The peninsula’s geology is contributing to the size of some of those quakes, Hreinsdóttir says. Iceland sits over a volcanic hotspot, where magma comes close to the surface. The island nation is also right on top of the Mid-Atlantic Ridge, the boundary where the North American and Eurasian plates are slowly pulling away from each other. The Mid-Atlantic Ridge is mostly underwater but comes onshore on the heel of the Reykjanes Peninsula. “We have both a seismic zone and volcanic systems,” Hreinsdóttir says.
She explains that although the movement of the magma itself makes the ground shudder, the subterranean changes wrought by this movement also change the stress on various faults in this seismically active region. Thus, the magma activity is triggering earthquakes on nearby faults, and these quakes are larger than those caused directly by magma movement alone.

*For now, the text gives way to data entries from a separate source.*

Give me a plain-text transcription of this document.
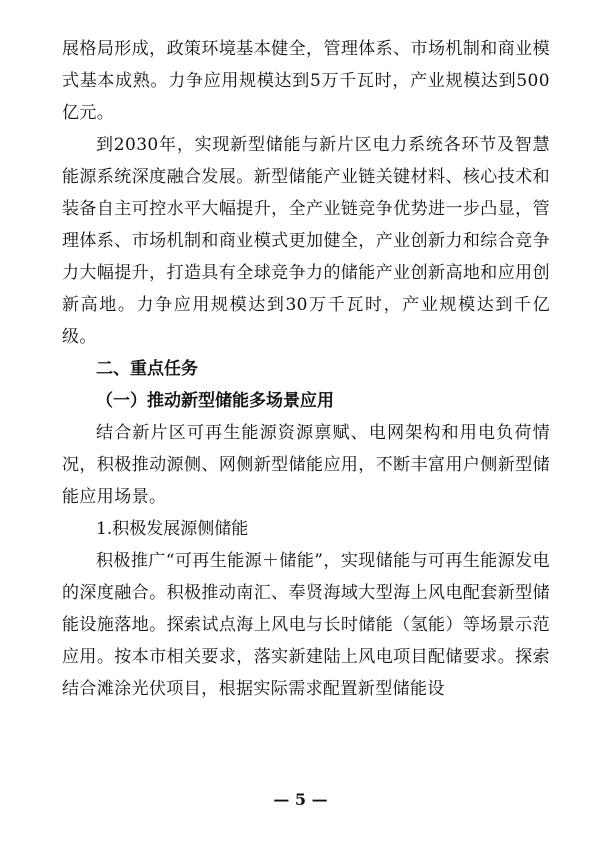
展格局形成，政策环境基本健全，管理体系、市场机制和商业模式基本成熟。力争应用规模达到5万千瓦时，产业规模达到500亿元。

到2030年，实现新型储能与新片区电力系统各环节及智慧能源系统深度融合发展。新型储能产业链关键材料、核心技术和装备自主可控水平大幅提升，全产业链竞争优势进一步凸显，管理体系、市场机制和商业模式更加健全，产业创新力和综合竞争力大幅提升，打造具有全球竞争力的储能产业创新高地和应用创新高地。力争应用规模达到30万千瓦时，产业规模达到千亿级。

二、重点任务

（一）推动新型储能多场景应用

结合新片区可再生能源资源禀赋、电网架构和用电负荷情况，积极推动源侧、网侧新型储能应用，不断丰富用户侧新型储能应用场景。

1.积极发展源侧储能

积极推广“可再生能源＋储能”，实现储能与可再生能源发电的深度融合。积极推动南汇、奉贤海域大型海上风电配套新型储能设施落地。探索试点海上风电与长时储能（氢能）等场景示范应用。按本市相关要求，落实新建陆上风电项目配储要求。探索结合滩涂光伏项目，根据实际需求配置新型储能设

— 5 —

Given the region’s wild geology, perhaps it’s not surprising that this is not the first time the Reykjanes Peninsula has rumbled to life. Every 1,000 years or so the area goes through periods of volcanic activity that each last 200 or 300 years, Hreinsdóttir says. The last time that happened was between the 10th and 13th centuries. Not many records survive from that time, so it’s hard to use that event to predict what will happen in the future.
“Each time you make a new eruption, you make new magma; you change the systems,” Drouin says. “So it will not be the same as last time.”
Hreinsdóttir says that it does seem that a new period of volcanic activity is dawning, however. In 2021 other volcanic systems on the peninsula produced four magma intrusions. Three of those ended in eruptions, albeit small ones in unpopulated areas.
If the latest unrest does lead to an eruption, it will not be likely to lead to the widespread airline cancellations that occurred in 2010 when the Icelandic volcano Eyjafjallajökull erupted. That volcano pumped volcanic ash more than 5.6 miles (9 km) into the atmosphere, severely disrupting flights over the North Atlantic. The volcanic systems on Reykjanes tend to produce oozy, low-gas lava flows with very little ash. The biggest danger is probably that lava flows will threaten Grindavík or the Reykjanes Power Station, a geothermal plant nearby. Authorities may dig trenches or earthen dams to redirect any flows away from these areas in the event of an eruption, Drouin says.
“Every day we try to reassess, based on the data we have, to see if the dyke is inflating and where,” Drouin says. “That’s probably where it is most likely to erupt.”